I think this is a very cool vid. In the fishbowl shot he does seem to lope through the water, in an almost fly-like fashion. Thanks for pointing out the timing of his breath there. Hummmmmm....

splash
July 12th, 2008, 09:57 AM
This video of Michael Phelps (http://www.youtube.com/watch?v=ax77_hHq9Dc) was posted on another thread. It made me wonder whether his asymmetric stroke had more to with his submerged style of swimming than having a weak side. He is totally submerged for a good part of the stroke. I was also struck that he breathed very early, almost in the end of the pull and very early part of the recovery, like in fly.

Here is another video showing how unsual Phelp's freestyle stroke is. Chris Thompson's stroke seems to be elegant, smooth; Phelp's asymetrical, powerful and jerky almost struggling. Top view camera shows his breathing style to be indeed similar to one-arm butterfly. I admire Phelp's power and speed, however, i would not suggest for somebody to follow mechanics of his freestyle stroke.

http://youtube.com/watch?v=E2n6FRHh9UE&NR

For freestyle stroke mechanics, I would also recommend "smooth swimming"
http://youtube.com/watch?v=7dJs0ToB_z4

From my experience, as a recreational master swimmer that relies solely on the internet for swimming technique tips, in bilateral breathing it is important to pay attention to long and short axis body balance. This balance feel very natural on the dominant side, however, it is akward or missing on the other side - kicking can help to maintain balance and smoothness.

geochuck
July 12th, 2008, 10:40 AM
We can all watch these great videos of swimmers. We can all try to emulate these swimmers but without supervision of a coach you will not necessarily become a good swimmer.

Someone must point out your flaws.

pwolf66
July 14th, 2008, 09:14 AM
Based on Phelps and Crocker it seems breathing should occur during the finish of the pull.
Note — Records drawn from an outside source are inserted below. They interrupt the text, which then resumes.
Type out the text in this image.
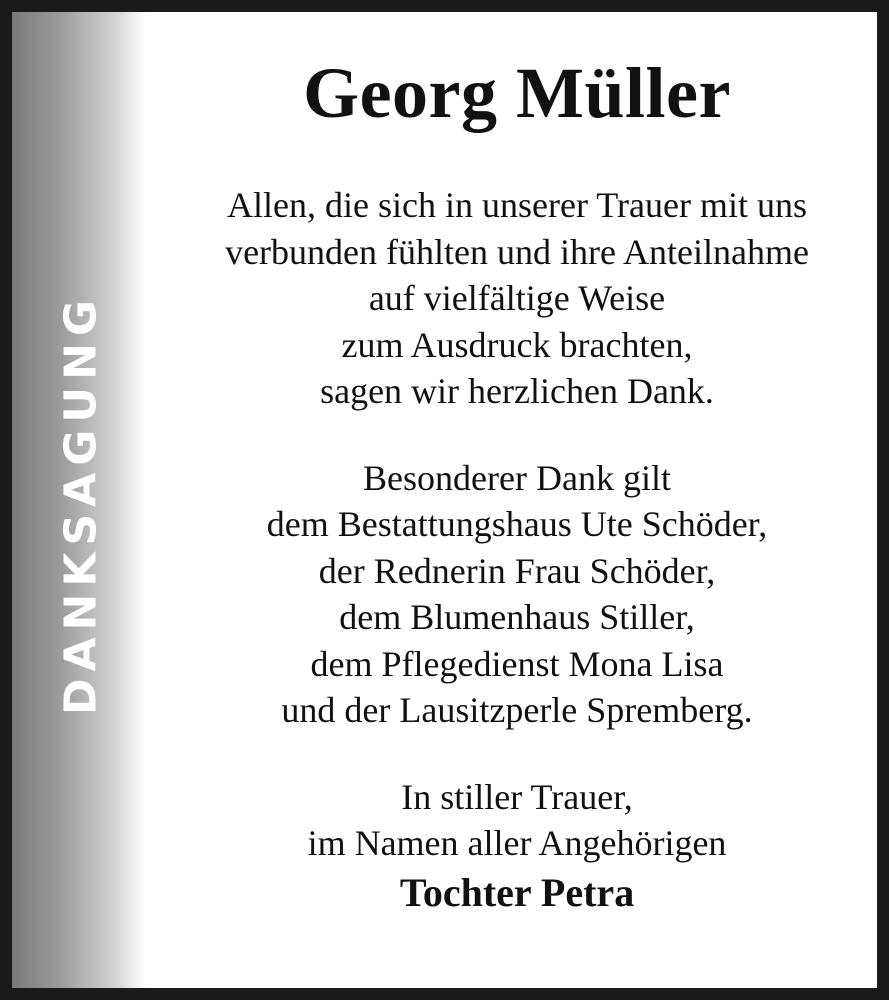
DANKSAGUNG
Georg Müller

Allen, die sich in unserer Trauer mit uns
verbunden fühlten und ihre Anteilnahme
auf vielfältige Weise
zum Ausdruck brachten,
sagen wir herzlichen Dank.

Besonderer Dank gilt
dem Bestattungshaus Ute Schöder,
der Rednerin Frau Schöder,
dem Blumenhaus Stiller,
dem Pflegedienst Mona Lisa
und der Lausitzperle Spremberg.

In stiller Trauer,
im Namen aller Angehörigen

Tochter Petra
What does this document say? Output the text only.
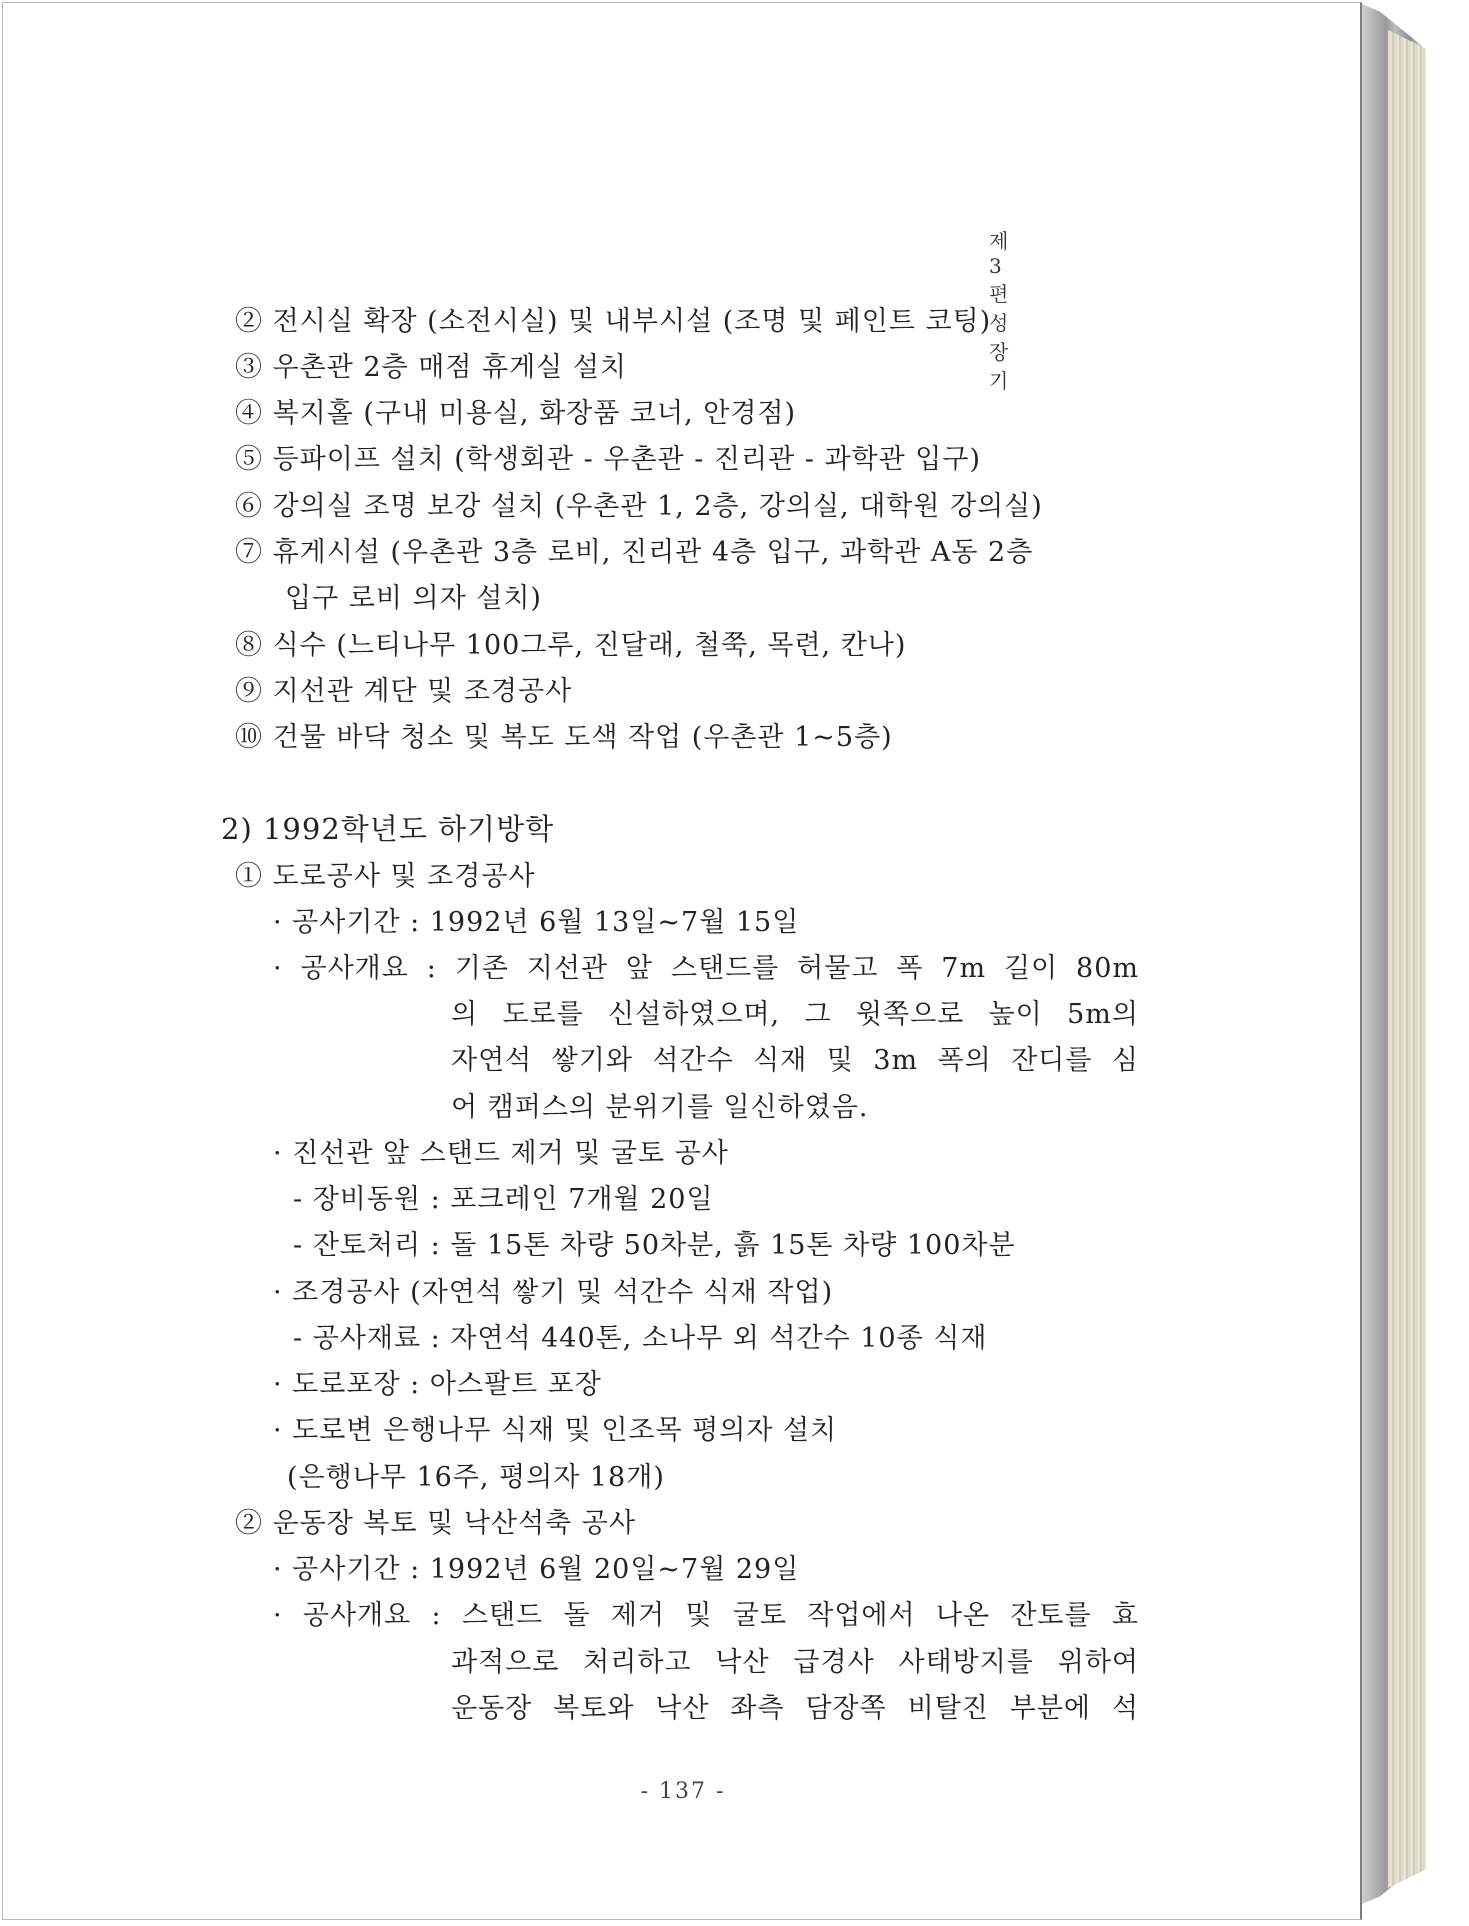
제3편 성장기
② 전시실 확장 (소전시실) 및 내부시설 (조명 및 페인트 코팅)
③ 우촌관 2층 매점 휴게실 설치
④ 복지홀 (구내 미용실, 화장품 코너, 안경점)
⑤ 등파이프 설치 (학생회관 - 우촌관 - 진리관 - 과학관 입구)
⑥ 강의실 조명 보강 설치 (우촌관 1, 2층, 강의실, 대학원 강의실)
⑦ 휴게시설 (우촌관 3층 로비, 진리관 4층 입구, 과학관 A동 2층
입구 로비 의자 설치)
⑧ 식수 (느티나무 100그루, 진달래, 철쭉, 목련, 칸나)
⑨ 지선관 계단 및 조경공사
⑩ 건물 바닥 청소 및 복도 도색 작업 (우촌관 1~5층)
2) 1992학년도 하기방학
① 도로공사 및 조경공사
· 공사기간 : 1992년 6월 13일~7월 15일
· 공사개요 : 기존 지선관 앞 스탠드를 허물고 폭 7m 길이 80m
의 도로를 신설하였으며, 그 윗쪽으로 높이 5m의
자연석 쌓기와 석간수 식재 및 3m 폭의 잔디를 심
어 캠퍼스의 분위기를 일신하였음.
· 진선관 앞 스탠드 제거 및 굴토 공사
- 장비동원 : 포크레인 7개월 20일
- 잔토처리 : 돌 15톤 차량 50차분, 흙 15톤 차량 100차분
· 조경공사 (자연석 쌓기 및 석간수 식재 작업)
- 공사재료 : 자연석 440톤, 소나무 외 석간수 10종 식재
· 도로포장 : 아스팔트 포장
· 도로변 은행나무 식재 및 인조목 평의자 설치
(은행나무 16주, 평의자 18개)
② 운동장 복토 및 낙산석축 공사
· 공사기간 : 1992년 6월 20일~7월 29일
· 공사개요 : 스탠드 돌 제거 및 굴토 작업에서 나온 잔토를 효
과적으로 처리하고 낙산 급경사 사태방지를 위하여
운동장 복토와 낙산 좌측 담장쪽 비탈진 부분에 석
- 137 -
No?

The breath should be taken as the hands start the recovery, yes. But the head should be lifting from the water as the hands enter the press portion of the pull and the head should be settling into the water as the hands come forward.

There is a definate movement sequence that a proper breathing patern must follow in Fly but just saying breathing is at the finish of the pull is a little misleading.